Model 1 was chosen as the receptor for virtual screening studies and the small molecules of ChemBank dataset were used as the ligand set and hence virtual screening is performed. As a result, 7,925 docked poses were obtained after docking 2,344 small molecules. For the virtual screening study 2, Model 1 was chosen as the receptor and the small molecules of KEGG dataset were used as the input ligands. As a result, 17,607 docked poses were obtained after docking 10,005 small molecules.

3.6. AutoDock Docking Studies

Molecules were shortlisted based on the drug-like properties analyzed using pharmacological properties for further wet lab studies. These small molecules were subjected to docking studies using AutoDock 4.0 docking software, where Model 2 acts as the receptor molecule. After performing the docking studies, results were analyzed and the binding energy and the hydrogen bonding regions were identified. Small molecules were further shortlisted based on these properties. Small molecules forming hydrogen bonding at the active site region GDD are chosen for further studies.

Shortlisted ligands were further screened based on their drug properties. Carcinogenic drugs were eliminated in this study. Ligands with similar properties were screened and those with higher binding affinity and more hydrogen bond interactions were chosen for the study. Based on all these properties five ligands were chosen as inhibitors against TMV and listed in Table 2. Among these five inhibitors isoproterenol was found to be the best inhibitor against TMV replicase with a higher binding affinity of −7.17 and a maximum of six hydrogen bond interactions of which two interactions were found at its active site regions. The docked interaction with the hydrogen bonds formed is shown in Figure 7. These results were shown in Table 2.

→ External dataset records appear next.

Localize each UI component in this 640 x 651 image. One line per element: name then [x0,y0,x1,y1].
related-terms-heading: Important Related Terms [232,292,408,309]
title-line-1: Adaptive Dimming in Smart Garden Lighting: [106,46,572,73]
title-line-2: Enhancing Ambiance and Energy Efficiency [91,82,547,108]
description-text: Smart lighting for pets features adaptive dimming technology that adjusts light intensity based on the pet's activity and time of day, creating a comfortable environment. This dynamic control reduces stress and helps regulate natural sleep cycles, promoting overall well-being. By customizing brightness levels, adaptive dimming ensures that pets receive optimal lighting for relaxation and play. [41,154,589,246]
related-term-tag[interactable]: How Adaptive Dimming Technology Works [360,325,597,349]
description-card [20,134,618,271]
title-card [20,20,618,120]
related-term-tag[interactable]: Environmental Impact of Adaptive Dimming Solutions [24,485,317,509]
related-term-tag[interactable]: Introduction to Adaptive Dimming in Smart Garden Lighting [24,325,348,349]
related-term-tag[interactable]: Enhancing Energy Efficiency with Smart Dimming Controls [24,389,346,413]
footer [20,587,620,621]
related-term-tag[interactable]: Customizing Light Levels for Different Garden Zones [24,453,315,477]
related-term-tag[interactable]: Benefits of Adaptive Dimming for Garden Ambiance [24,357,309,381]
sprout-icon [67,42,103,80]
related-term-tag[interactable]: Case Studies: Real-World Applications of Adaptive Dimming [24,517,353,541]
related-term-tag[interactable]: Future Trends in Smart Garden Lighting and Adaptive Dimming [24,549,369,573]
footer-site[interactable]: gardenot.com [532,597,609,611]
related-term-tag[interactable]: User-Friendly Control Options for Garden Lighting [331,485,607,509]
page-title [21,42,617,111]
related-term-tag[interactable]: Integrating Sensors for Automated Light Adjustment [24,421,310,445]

Vitamins are known to be activators in various plant defense mechanisms [2830] and hence Riboflavin would remain as a potential inhibitor of TMV replicase with a binding energy of −5.17 forming four hydrogen bonds.

4. Conclusion

TMV infections cause significant damage to economically important crops such as tomato. There are approximately 450 species of pathogenic plant viruses and many are responsible for huge losses in crop production and quality in all parts of the world. After screening several small molecules from ChemBank and PubChem databases, we conclude that isoproterenol would be the potent inhibitor against TMV forming a maximum of six hydrogen bond interactions with binding affinity of −7.17 kcal/mol. Five more ligands were also shortlisted based on their inhibitory action against TMV. All these small molecules are available as drugs and can be prepared as a spray to treat TMV infections. These small molecules were prescreened for drug properties such as ADMET in order to test their drug-likeliness and bioavailability and prove that there is no harm upon consumption of end-products of the economically important crops by human.

Conflict of Interests

The authors declare that there is no conflict of interests regarding the publication of this paper.

Acknowledgment

The in silico work has been carried out at Department of Plant Molecular Biology and Biotechnology, Tamil Nadu Agricultural University, Coimbatore, India, using the computational facility created under the Biotechnology Information System (BTIS) program of the Department of Biotechnology, Government of India.